Associate an NSM Template with a DNS Appliance

Go to Network Management > DNS Management.
Select an Appliance Name to edit that Appliance’s configuration.
In the Template Attributes section, select an NSM Template.
Select OK.

Anomaly Detection Service

The system now initializes the anomaly-detection service as shown:

The updated python script from the path /opt/tcpwave/timsdns/anomalydetection/ sniffs the traffic and logs the suspicious traffic in the path: /opt/tcpwave/timsdns/logs/tcpwave-anomaly-detect.log and generates the alerts in the Current Alarms section of IPAM as shown:

To block the anomalous traffic, the network administrators can enable the following global options:
1. Automatically block anomalous traffic on DNS caches: By default, this global option is set to No; you must set it to Yes to block the anomalous traffic.
2. Anomalous traffic blocking methodologies using either Suricata IPS or DNS Blackhole mechanism.
Once the above global options are set to Yes, you can remove the blocked sources after the specified time interval (hours) using DNS Network Security Monitoring Autoblock Purge Interval.
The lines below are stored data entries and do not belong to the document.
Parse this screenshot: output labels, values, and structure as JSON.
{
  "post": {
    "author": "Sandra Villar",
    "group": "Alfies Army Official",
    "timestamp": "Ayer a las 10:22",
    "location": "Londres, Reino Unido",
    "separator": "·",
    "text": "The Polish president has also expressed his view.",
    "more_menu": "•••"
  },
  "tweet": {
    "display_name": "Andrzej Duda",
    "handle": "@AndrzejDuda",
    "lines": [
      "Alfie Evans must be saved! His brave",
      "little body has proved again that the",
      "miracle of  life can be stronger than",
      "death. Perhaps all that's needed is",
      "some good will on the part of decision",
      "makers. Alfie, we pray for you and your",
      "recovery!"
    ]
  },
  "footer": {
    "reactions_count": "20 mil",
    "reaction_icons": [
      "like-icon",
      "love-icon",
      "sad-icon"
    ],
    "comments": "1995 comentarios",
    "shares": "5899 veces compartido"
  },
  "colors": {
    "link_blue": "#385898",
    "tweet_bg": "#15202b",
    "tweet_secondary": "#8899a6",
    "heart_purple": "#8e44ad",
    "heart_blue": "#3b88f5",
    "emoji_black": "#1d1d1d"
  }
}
By default, the time interval is 24hrs.

Conclusion

The never-ending battle persists with the complexity of the threats changing as quickly as innovation grows. Many organizations are working hard to overcome DNS anomalies by introducing new configurations or developing in-house ML models. Hence, the organizations look forward to having a framework that ensures all the facets of the security ecosystem are safe and secure. TCPWave’s XGBoost model is one of the best solutions to detect and mitigate DNS anomalies. For a demo, contact the TCPWave Sales Team.

Appendix

FANCI: TCPWave’s ML Engineering team obtained some of the features using this system.

Features

Name	Description
Letters Ratio	The ratio of the number of letters to the total number of characters.
Digits Ratio	The ratio of the number of digits to the total number of characters.
Metric Entropy	Shannon’s entropy is divided by string length.
Longest letters string ratio	The ratio of the number of consecutive words to the total number of characters.
Longest number string ratio	The number of consecutive numbers to the total number of characters.
Longest meaningful word ratio	The ratio of the meaningful word (obtained enchant python library) to the number of string characters.
Symbols ratio	The ratio of the number of symbols in the string to the length of the string.
Repeat 3 Letters	Count of the words that are repeated thrice.
Repeat 2 Letters	Count of the words that are repeated twice.
Contains Digits	One if contains digits else 0.
underscore_ratio	The ratio of the number of underscores to the number of letters.
alphabet_cardinality	Returns the total number of characters in the query.
n_gram_frequency_dist	returns a list of following: [mean, standard deviation, min, max, median, 0.25 quantile, 0.75 quantile]
shannon_entropy	Calculates Shannon entropy for data.
relative_entropy	Calculates relative entropy for data.